Again, in the 2017 report titled “Statistical Report on Women and Men in Nigeria”, published by the National Bureau of Statistics in February 2018, literacy rate among young women and men aged 15-24 years in 2017 is 59.3% and 70.9% respectively. The Multiple Indicator Cluster Survey (MICS5) then puts the national literacy rate at 65.1%.
 
In absolute terms, this means that 128 million are literate. So, 70 million are illiterate — again, the Deputy Director’s value contradicts available facts.

Out-of-school children not 11 million
Out-of-school children, according to the UN, are children aged between 6-11, who are yet to enroll in any formal education — excluding pre-primary education. Although, some of these children might have had pre-primary education but dropped out, or might enroll in the future or never enroll at all.

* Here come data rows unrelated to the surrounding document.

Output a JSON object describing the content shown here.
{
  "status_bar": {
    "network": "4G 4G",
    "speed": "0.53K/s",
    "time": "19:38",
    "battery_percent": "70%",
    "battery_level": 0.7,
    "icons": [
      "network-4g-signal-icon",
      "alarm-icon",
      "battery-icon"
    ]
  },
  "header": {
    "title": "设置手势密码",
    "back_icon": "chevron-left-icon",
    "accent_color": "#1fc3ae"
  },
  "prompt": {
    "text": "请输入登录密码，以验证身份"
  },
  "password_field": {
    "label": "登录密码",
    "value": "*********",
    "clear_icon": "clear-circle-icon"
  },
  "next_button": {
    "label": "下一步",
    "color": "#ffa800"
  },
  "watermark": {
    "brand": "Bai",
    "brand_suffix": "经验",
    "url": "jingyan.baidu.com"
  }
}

So it is these children Mr Prinzo puts their number at 11 million. But then, his figure, once again, isn’t right. There is no available and verifiable source that suggests that Prinzo’s claim is nearly true.

If he is wrong, what then what would have been the correct figure to quote? 13.2 million? No.

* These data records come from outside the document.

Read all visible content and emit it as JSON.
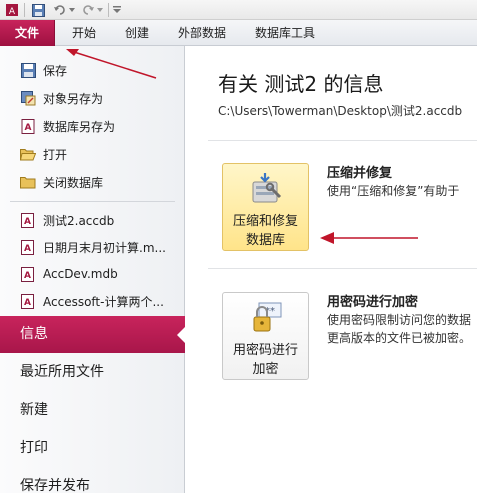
{
  "quick_access": {
    "icons": [
      "app-icon",
      "save-icon",
      "undo-icon",
      "redo-icon",
      "customize-icon"
    ]
  },
  "ribbon_tabs": [
    {
      "label": "文件"
    },
    {
      "label": "开始"
    },
    {
      "label": "创建"
    },
    {
      "label": "外部数据"
    },
    {
      "label": "数据库工具"
    }
  ],
  "file_commands": [
    {
      "label": "保存",
      "icon": "save-icon"
    },
    {
      "label": "对象另存为",
      "icon": "save-object-as-icon"
    },
    {
      "label": "数据库另存为",
      "icon": "save-database-as-icon"
    },
    {
      "label": "打开",
      "icon": "open-folder-icon"
    },
    {
      "label": "关闭数据库",
      "icon": "close-database-icon"
    }
  ],
  "recent_files": [
    {
      "label": "测试2.accdb"
    },
    {
      "label": "日期月末月初计算.m..."
    },
    {
      "label": "AccDev.mdb"
    },
    {
      "label": "Accessoft-计算两个..."
    }
  ],
  "nav_tabs": [
    {
      "label": "信息",
      "active": true
    },
    {
      "label": "最近所用文件",
      "active": false
    },
    {
      "label": "新建",
      "active": false
    },
    {
      "label": "打印",
      "active": false
    },
    {
      "label": "保存并发布",
      "active": false
    }
  ],
  "info": {
    "title": "有关 测试2 的信息",
    "path": "C:\\Users\\Towerman\\Desktop\\测试2.accdb"
  },
  "sections": [
    {
      "button_label_line1": "压缩和修复",
      "button_label_line2": "数据库",
      "title": "压缩并修复",
      "desc_line1": "使用“压缩和修复”有助于",
      "icon": "compact-repair-icon"
    },
    {
      "button_label_line1": "用密码进行",
      "button_label_line2": "加密",
      "title": "用密码进行加密",
      "desc_line1": "使用密码限制访问您的数据",
      "desc_line2": "更高版本的文件已被加密。",
      "icon": "encrypt-password-icon"
    }
  ],
  "colors": {
    "accent": "#b0184c",
    "annotation_arrow": "#c0152a",
    "highlight_button": "#ffe48a"
  }
}
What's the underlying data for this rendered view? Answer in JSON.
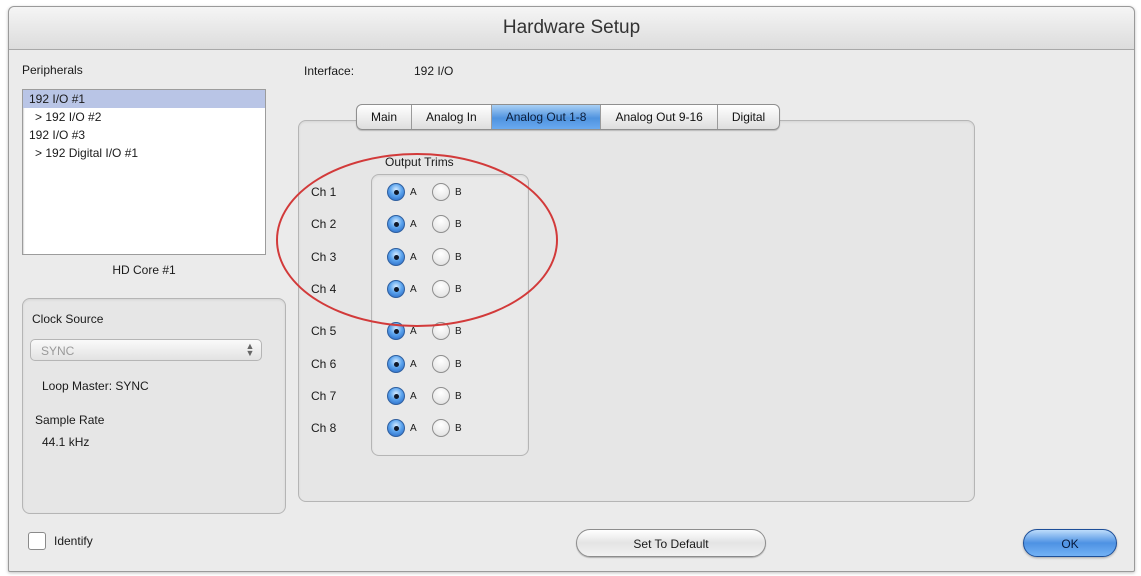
{
  "window": {
    "title": "Hardware Setup"
  },
  "peripherals": {
    "label": "Peripherals",
    "items": [
      "192 I/O #1",
      "> 192 I/O #2",
      "192 I/O #3",
      "> 192 Digital I/O #1"
    ],
    "selected_index": 0,
    "core_label": "HD Core #1"
  },
  "clock": {
    "label": "Clock Source",
    "source_value": "SYNC",
    "loop_master": "Loop Master: SYNC",
    "sample_rate_label": "Sample Rate",
    "sample_rate_value": "44.1 kHz"
  },
  "interface": {
    "label": "Interface:",
    "value": "192 I/O"
  },
  "tabs": [
    "Main",
    "Analog In",
    "Analog Out 1-8",
    "Analog Out 9-16",
    "Digital"
  ],
  "active_tab_index": 2,
  "output_trims": {
    "label": "Output Trims",
    "option_a": "A",
    "option_b": "B",
    "channels": [
      {
        "label": "Ch 1",
        "selected": "A"
      },
      {
        "label": "Ch 2",
        "selected": "A"
      },
      {
        "label": "Ch 3",
        "selected": "A"
      },
      {
        "label": "Ch 4",
        "selected": "A"
      },
      {
        "label": "Ch 5",
        "selected": "A"
      },
      {
        "label": "Ch 6",
        "selected": "A"
      },
      {
        "label": "Ch 7",
        "selected": "A"
      },
      {
        "label": "Ch 8",
        "selected": "A"
      }
    ]
  },
  "footer": {
    "identify_label": "Identify",
    "identify_checked": false,
    "set_default_label": "Set To Default",
    "ok_label": "OK"
  },
  "colors": {
    "selected_radio": "#3d82dc",
    "highlight_circle": "#d23a3a",
    "selection_bg": "#b9c5e6"
  }
}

This figure (13.2 million) has been well reported in the media, and it has been a misconception ever since. This figure had been attributed to Ahmed Boboyi, the Executive Secretary of Universal Board of Education Commission (UBEC) who was represented by the Director of Social Mobilisation, Bello Kaigara, at the Northern Nigerian Traditional Rulers Conference on Out-of-School Children pre-conference briefing in Abuja last year October.

Kaigara referenced his figure on the Demographic Health Survey (DHS) which he claimed was conducted in 2015 by the United Nations Children Fund (UNICEF) and the Nigerian government. However, UNICEF has dissociated itself from ever conducting such survey.

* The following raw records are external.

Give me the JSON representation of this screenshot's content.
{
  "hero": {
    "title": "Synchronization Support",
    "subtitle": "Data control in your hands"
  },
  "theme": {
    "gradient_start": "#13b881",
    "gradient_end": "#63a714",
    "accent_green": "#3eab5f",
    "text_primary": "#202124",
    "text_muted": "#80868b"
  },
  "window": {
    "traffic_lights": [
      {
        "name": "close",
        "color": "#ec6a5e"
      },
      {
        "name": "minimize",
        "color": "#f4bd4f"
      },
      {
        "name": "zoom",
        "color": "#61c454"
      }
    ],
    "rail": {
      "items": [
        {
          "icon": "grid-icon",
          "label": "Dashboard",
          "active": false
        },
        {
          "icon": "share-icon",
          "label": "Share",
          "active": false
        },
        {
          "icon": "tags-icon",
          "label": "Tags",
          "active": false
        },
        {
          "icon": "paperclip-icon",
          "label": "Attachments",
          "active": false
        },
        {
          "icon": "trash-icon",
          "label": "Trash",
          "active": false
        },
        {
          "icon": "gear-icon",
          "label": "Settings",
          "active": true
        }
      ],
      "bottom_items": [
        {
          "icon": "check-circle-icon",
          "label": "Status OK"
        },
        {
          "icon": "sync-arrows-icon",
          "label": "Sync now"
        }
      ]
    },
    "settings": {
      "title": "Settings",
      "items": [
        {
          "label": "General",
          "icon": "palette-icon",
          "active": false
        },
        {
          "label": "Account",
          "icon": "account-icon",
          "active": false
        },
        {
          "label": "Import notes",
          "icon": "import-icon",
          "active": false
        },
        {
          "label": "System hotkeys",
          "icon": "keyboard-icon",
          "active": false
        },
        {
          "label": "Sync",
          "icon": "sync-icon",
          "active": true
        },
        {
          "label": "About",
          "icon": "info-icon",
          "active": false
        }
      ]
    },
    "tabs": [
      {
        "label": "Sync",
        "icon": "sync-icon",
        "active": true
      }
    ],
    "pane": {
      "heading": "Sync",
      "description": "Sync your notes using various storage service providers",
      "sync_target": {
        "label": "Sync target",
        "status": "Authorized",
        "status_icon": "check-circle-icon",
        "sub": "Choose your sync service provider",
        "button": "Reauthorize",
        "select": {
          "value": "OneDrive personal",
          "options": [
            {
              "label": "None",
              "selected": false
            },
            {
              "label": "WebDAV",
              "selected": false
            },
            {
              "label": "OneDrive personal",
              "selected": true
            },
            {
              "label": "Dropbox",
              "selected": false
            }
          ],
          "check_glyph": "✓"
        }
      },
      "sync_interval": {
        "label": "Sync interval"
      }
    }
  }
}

So, even if Prinzo had quoted what is almost becoming common knowledge, he would still have been wrong.

Nevertheless, here’s what is right:

The Multiple Indicator Cluster Survey (MICS5) of 2016/2017 conducted by the NBS and UNICEF and published in 2018 shows that 9.1 million children are out-of-school.

Unlike the UN definition of out-of-school children which doesn’t include those in pre-school, this NBS survey defines out-of-school children as those out-of-school and those attending pre-school.

If this figure is to be reviewed to suit the UN definition of out-of-school children, it simply means Nigeria’s out-of-school children would stand at 7.2 million. Hence, depending on the definition used, 9.1 million or 7.2 million would be correct, and what is even alarming is that it is still the highest anywhere in the world!

Conclusion
While the definition of  “youths and adults” as stated by Mr Prinzo is not clearcut, his figure contradicts reports from the Central Intelligence Agency and the National Bureau of Statistics; same as his out-of-school children figure of 11 million which cannot be accrued to any verifiable source.

The CIA figure for illiterate Nigerians aged 15 and above is 80 million. Likewise, the 2018 publication of the National Bureau of Statistics titled “Statistical Report on Women and Men in Nigeria” puts illiterate Nigerians within ages 15-24 at 14 million.

Either ways, Prinzo’s 60 million figure is in sharp contrast with the above figures.

Also, while Prinzo’s 11 million claim of out-of-school children has no verifiable source, the widely reported 13.2 million said to have been made by UNICEF has been denied by the organization. Rather, according to NBS, the nation’s out-of-school children are 9.1 million.

Mr James Prinzo’s claims are therefore rated false.